HARRISBURG — Taxpayers may pay more in property tax if state lawmakers don't act to reform state pension systems burdened by a $47 billion funding shortfall, Gov. Tom Corbett said Thursday.

“I don't want to see real estate taxes go up,” Corbett said.

But he predicted that school districts might have to raise taxes to keep scraping together money for teachers' retirement benefits because pension systems for teachers and state workers face the combined shortfall.

The deficit prompted credit rating agencies Standard and Poor's and Moody's to threaten to downgrade Pennsylvania's credit rating, he said.

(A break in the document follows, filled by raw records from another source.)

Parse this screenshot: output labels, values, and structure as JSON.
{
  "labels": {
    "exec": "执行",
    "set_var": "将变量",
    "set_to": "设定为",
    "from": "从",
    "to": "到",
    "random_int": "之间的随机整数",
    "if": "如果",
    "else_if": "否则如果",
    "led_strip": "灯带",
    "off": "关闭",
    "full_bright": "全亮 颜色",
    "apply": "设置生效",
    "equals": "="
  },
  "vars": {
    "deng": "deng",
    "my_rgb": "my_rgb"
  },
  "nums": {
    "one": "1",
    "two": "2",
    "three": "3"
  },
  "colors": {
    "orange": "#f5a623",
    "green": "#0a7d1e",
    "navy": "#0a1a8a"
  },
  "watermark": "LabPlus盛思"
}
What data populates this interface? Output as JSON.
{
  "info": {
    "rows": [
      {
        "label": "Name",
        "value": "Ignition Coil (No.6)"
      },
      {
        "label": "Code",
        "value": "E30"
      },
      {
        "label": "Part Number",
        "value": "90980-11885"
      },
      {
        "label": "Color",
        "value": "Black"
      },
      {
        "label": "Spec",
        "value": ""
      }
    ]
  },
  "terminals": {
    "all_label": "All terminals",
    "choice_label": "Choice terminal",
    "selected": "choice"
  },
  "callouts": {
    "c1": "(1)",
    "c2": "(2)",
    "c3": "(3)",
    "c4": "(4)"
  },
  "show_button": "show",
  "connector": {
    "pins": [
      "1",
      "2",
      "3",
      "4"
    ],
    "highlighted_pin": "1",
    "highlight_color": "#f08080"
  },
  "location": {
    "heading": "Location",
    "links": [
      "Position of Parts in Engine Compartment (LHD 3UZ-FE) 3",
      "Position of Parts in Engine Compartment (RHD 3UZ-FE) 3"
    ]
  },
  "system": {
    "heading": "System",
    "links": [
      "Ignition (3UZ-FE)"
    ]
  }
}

“It's a taxpayer issue because if the rating goes down, then borrowing becomes more expensive,” Corbett said.

Republicans in the House and Senate have sponsored proposals that would overhaul retirement benefits for new employees. Corbett said he wants legislators to act on these measures to show they're serious about fixing the deficit.

But the bills have received an icy welcome from the other side of the aisle. House Democratic spokesman Bill Patton said a change in the pension system for new employees would not address underfunded pensions in the short term.

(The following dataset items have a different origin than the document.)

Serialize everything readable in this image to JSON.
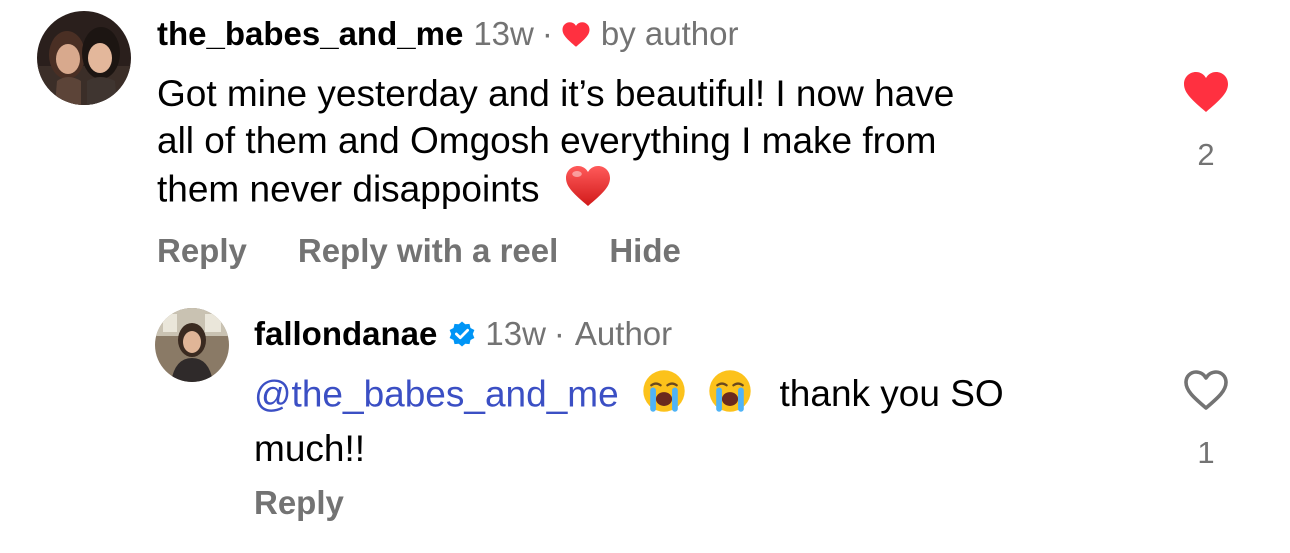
{
  "comments": [
    {
      "username": "the_babes_and_me",
      "time": "13w",
      "separator": "·",
      "by_author": "by author",
      "lines": [
        "Got mine yesterday and it’s beautiful! I now have",
        "all of them and Omgosh everything I make from",
        "them never disappoints"
      ],
      "trailing_emoji": "red-heart-emoji",
      "actions": [
        "Reply",
        "Reply with a reel",
        "Hide"
      ],
      "like_count": "2",
      "liked": true
    },
    {
      "username": "fallondanae",
      "verified": true,
      "time": "13w",
      "separator": "·",
      "author_tag": "Author",
      "mention": "@the_babes_and_me",
      "emojis": [
        "loudly-crying-face-emoji",
        "loudly-crying-face-emoji"
      ],
      "text_after": "thank you SO",
      "text_line2": "much!!",
      "actions": [
        "Reply"
      ],
      "like_count": "1",
      "liked": false
    }
  ],
  "colors": {
    "heart_red": "#ff3040",
    "meta_gray": "#737373",
    "mention_blue": "#3b4fc4",
    "verified_blue": "#0095f6"
  }
}
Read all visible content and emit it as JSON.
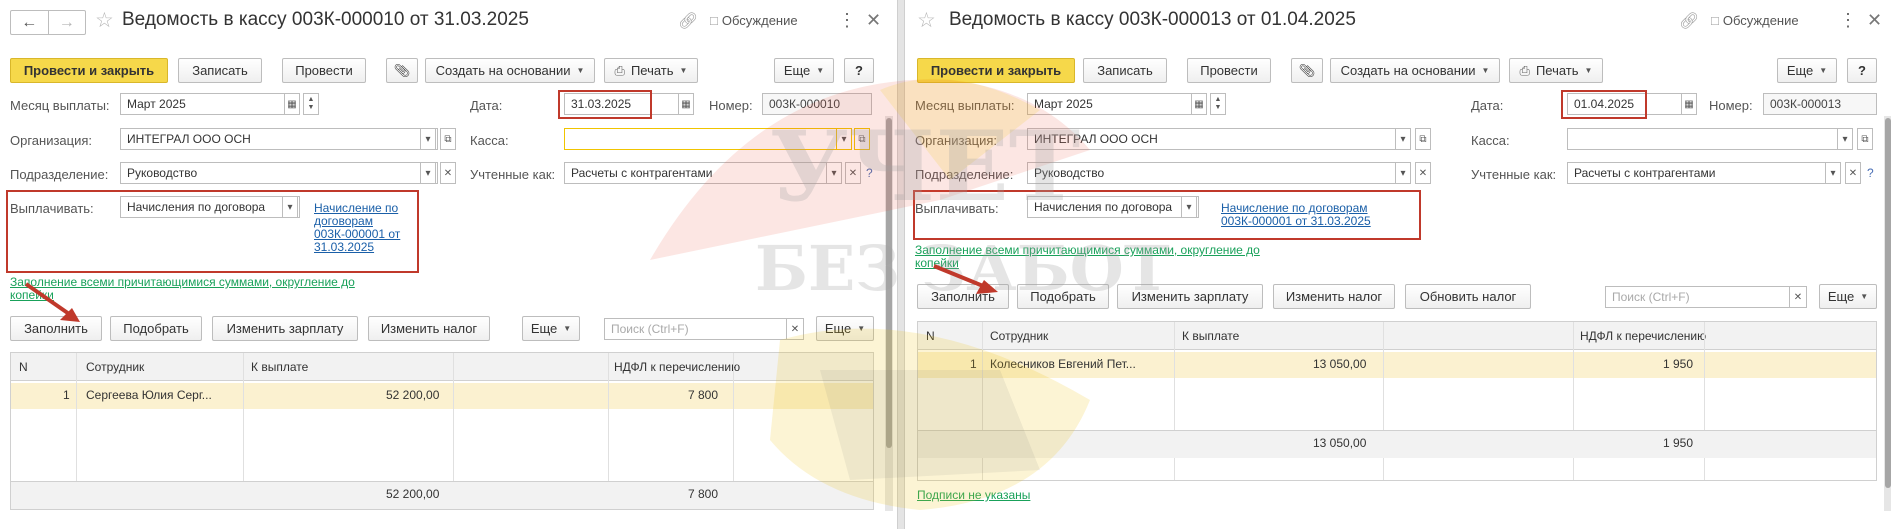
{
  "left": {
    "title": "Ведомость в кассу 003К-000010 от 31.03.2025",
    "discussion_label": "Обсуждение",
    "toolbar": {
      "post_close": "Провести и закрыть",
      "save": "Записать",
      "post": "Провести",
      "create_based": "Создать на основании",
      "print": "Печать",
      "more": "Еще",
      "help": "?"
    },
    "form": {
      "month_label": "Месяц выплаты:",
      "month_value": "Март 2025",
      "date_label": "Дата:",
      "date_value": "31.03.2025",
      "number_label": "Номер:",
      "number_value": "003К-000010",
      "org_label": "Организация:",
      "org_value": "ИНТЕГРАЛ ООО ОСН",
      "cash_label": "Касса:",
      "cash_value": "",
      "dept_label": "Подразделение:",
      "dept_value": "Руководство",
      "accounted_label": "Учтенные как:",
      "accounted_value": "Расчеты с контрагентами",
      "pay_label": "Выплачивать:",
      "pay_value": "Начисления по договора",
      "pay_link_lines": [
        "Начисление по",
        "договорам",
        "003К-000001 от",
        "31.03.2025"
      ],
      "fill_all_link_lines": [
        "Заполнение всеми причитающимися суммами, округление до",
        "копейки"
      ]
    },
    "table_toolbar": {
      "fill": "Заполнить",
      "pick": "Подобрать",
      "change_salary": "Изменить зарплату",
      "change_tax": "Изменить налог",
      "more": "Еще",
      "search_placeholder": "Поиск (Ctrl+F)",
      "more2": "Еще"
    },
    "table": {
      "headers": [
        "N",
        "Сотрудник",
        "К выплате",
        "НДФЛ к перечислению"
      ],
      "rows": [
        {
          "n": "1",
          "employee": "Сергеева Юлия Серг...",
          "amount": "52 200,00",
          "tax": "7 800"
        }
      ],
      "total_amount": "52 200,00",
      "total_tax": "7 800"
    }
  },
  "right": {
    "title": "Ведомость в кассу 003К-000013 от 01.04.2025",
    "discussion_label": "Обсуждение",
    "toolbar": {
      "post_close": "Провести и закрыть",
      "save": "Записать",
      "post": "Провести",
      "create_based": "Создать на основании",
      "print": "Печать",
      "more": "Еще",
      "help": "?"
    },
    "form": {
      "month_label": "Месяц выплаты:",
      "month_value": "Март 2025",
      "date_label": "Дата:",
      "date_value": "01.04.2025",
      "number_label": "Номер:",
      "number_value": "003К-000013",
      "org_label": "Организация:",
      "org_value": "ИНТЕГРАЛ ООО ОСН",
      "cash_label": "Касса:",
      "cash_value": "",
      "dept_label": "Подразделение:",
      "dept_value": "Руководство",
      "accounted_label": "Учтенные как:",
      "accounted_value": "Расчеты с контрагентами",
      "pay_label": "Выплачивать:",
      "pay_value": "Начисления по договора",
      "pay_link_lines": [
        "Начисление по договорам",
        "003К-000001 от 31.03.2025"
      ],
      "fill_all_link_lines": [
        "Заполнение всеми причитающимися суммами, округление до",
        "копейки"
      ]
    },
    "table_toolbar": {
      "fill": "Заполнить",
      "pick": "Подобрать",
      "change_salary": "Изменить зарплату",
      "change_tax": "Изменить налог",
      "update_tax": "Обновить налог",
      "search_placeholder": "Поиск (Ctrl+F)",
      "more": "Еще"
    },
    "table": {
      "headers": [
        "N",
        "Сотрудник",
        "К выплате",
        "НДФЛ к перечислению"
      ],
      "rows": [
        {
          "n": "1",
          "employee": "Колесников Евгений Пет...",
          "amount": "13 050,00",
          "tax": "1 950"
        }
      ],
      "total_amount": "13 050,00",
      "total_tax": "1 950"
    },
    "signatures_link": "Подписи не указаны"
  },
  "watermark": {
    "line1": "УЧЕТ",
    "line2": "БЕЗ ЗАБОТ"
  },
  "colors": {
    "primary_button": "#f6d84a",
    "highlight_box": "#c0392b",
    "selected_row": "#fbf1d0",
    "link_blue": "#1a5fa8",
    "link_green": "#19a15a"
  }
}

“Republican focus on pensions is part of an anti-worker mindset of many Republicans,” Patton said.

Rep. Joe Markosek, D-Monroeville, said focusing on pension reform avoids the real issue: the estimated $1.3 billion shortfall in revenue the state faces this year.

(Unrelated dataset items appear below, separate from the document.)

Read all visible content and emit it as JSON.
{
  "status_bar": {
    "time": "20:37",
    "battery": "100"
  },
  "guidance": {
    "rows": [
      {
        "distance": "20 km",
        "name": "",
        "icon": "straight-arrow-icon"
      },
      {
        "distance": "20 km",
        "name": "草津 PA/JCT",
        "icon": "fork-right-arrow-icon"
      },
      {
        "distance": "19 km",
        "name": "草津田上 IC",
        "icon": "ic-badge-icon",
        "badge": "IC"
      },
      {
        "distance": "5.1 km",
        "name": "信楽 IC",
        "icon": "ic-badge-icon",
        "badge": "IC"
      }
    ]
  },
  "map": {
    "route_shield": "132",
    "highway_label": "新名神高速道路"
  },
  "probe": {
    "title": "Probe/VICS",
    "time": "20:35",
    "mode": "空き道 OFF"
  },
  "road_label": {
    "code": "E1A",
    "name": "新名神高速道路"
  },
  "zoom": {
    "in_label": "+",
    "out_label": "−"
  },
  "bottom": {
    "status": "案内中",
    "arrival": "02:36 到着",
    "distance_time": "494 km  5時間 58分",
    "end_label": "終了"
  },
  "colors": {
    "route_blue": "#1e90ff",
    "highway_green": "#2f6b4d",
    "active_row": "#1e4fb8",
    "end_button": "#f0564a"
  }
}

“The governor's call for pension reform is nothing more than a diversionary tactic to distract the public from his budget crisis,” said Markosek, the minority chairman of the House Appropriations Committee.

Corbett insists the state can't afford to keep paying for the system as it is structured.

“This is not a partisan issue; this is a taxpayer issue,” he said.

Legislative leaders in recent weeks delayed a vote on a proposal to open a hybrid plan for new employees instead of the current defined benefits plan. The proposal by Rep. Mike Tobash, R-Schuylkill, would use a formula similar to the existing plan's to calculate benefits on earnings up to $50,000 a year. Salary above that would transfer to a 401(k)-style plan. After 25 years of service, all employees would switch to the 401(k)-style plan.

Supporters of the idea cite long-term savings it promises the state.

An actuarial report commissioned by the Public Employee Retirement Commission estimated that Tobash's proposal would save the state $11 billion to $15 billion over 30 years. It predicted the plan would hit new employees hard.

“For new employees, the loss of retirement security is greater than the value of the cost-savings to the commonwealth,” the report said.

A separate pension proposal, sponsored by Sen. Mike Brubaker, R-Lancaster, is under discussion in the Senate. Though it would not change benefits for current employees, all new hires would be covered under a defined contribution plan similar to a 401(k) instead of the defined benefit plan or a hybrid plan.

Labor groups balk at the idea of closing the defined benefits plan. Kathy Jellison, president of Service Employees International Union Local 668, said retirement benefits are one of the big draws for young workers who enter public service.

“It's going to be harder to recruit new folks,” Jellison said. “It's just a bad deal all around.”

Sen. Kim Ward, R-Hempfield, does not want to go home at the end of the session this month without seeing movement on pension reform.

“I don't want to leave here with just a budget,” she said. “I don't think I could go home and look at the people who voted for me.”